Define the bounded linear operator $T : L^2[0,1] \to L^2[0,1]$ by $$Tf(x) = xf(x), \quad \forall f \in L^2[0,1].$$
Let $B$ the open unit ball in $L^2[0,1]$. I need to determine whether $0$ is in the interior of $T(B)$ with respect to metric space $Y = L^2[0,1]$ or not.
Besides, there is a question that I think it may relate to the problem. I also need to prove for all $\varepsilon > 0$, there is a function $f \in L^2[0,1]$ such that $\| f \|_2 \ge 1$ but $\| Tf \|_2 < \varepsilon$.

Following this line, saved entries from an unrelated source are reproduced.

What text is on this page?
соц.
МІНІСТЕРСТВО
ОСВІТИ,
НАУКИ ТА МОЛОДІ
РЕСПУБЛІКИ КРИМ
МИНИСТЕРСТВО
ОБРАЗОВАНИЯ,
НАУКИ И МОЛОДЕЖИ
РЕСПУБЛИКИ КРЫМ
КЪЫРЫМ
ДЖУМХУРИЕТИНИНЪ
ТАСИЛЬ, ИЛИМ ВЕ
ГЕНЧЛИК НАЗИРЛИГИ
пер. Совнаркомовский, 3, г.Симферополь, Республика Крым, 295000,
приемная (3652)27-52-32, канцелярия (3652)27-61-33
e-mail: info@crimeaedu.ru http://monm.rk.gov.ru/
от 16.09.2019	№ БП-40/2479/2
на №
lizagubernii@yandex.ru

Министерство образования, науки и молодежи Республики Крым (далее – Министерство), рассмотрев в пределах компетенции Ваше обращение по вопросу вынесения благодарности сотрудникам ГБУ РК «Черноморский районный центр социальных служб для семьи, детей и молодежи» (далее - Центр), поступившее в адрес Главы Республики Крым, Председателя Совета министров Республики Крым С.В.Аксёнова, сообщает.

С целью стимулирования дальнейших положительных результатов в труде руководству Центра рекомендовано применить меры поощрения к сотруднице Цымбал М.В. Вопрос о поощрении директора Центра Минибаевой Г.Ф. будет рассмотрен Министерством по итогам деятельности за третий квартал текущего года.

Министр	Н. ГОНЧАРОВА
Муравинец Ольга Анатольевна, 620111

Any help is really appreciated.
Now, I have figured out it.
First note that $T$ is injective. Let $V$ be an open set in $X$ containing $0$. Then, there is some $\varepsilon > 0$ such that $B(0,\varepsilon) \subset V$. By the fact, there is a function $f \in L^2[0,1]$ such that $f \notin B(0,1)$ but $T(f) \in B(0,\varepsilon)$. But since $T$ is injective and $f \notin B(0,1)$, $T(f) \notin T(B)$. Therefore we have $$T(f) \in V \cap Y \setminus T(B),$$ which means the set is nonempty. Hence, $0$ is not in the interior of $T(B)$.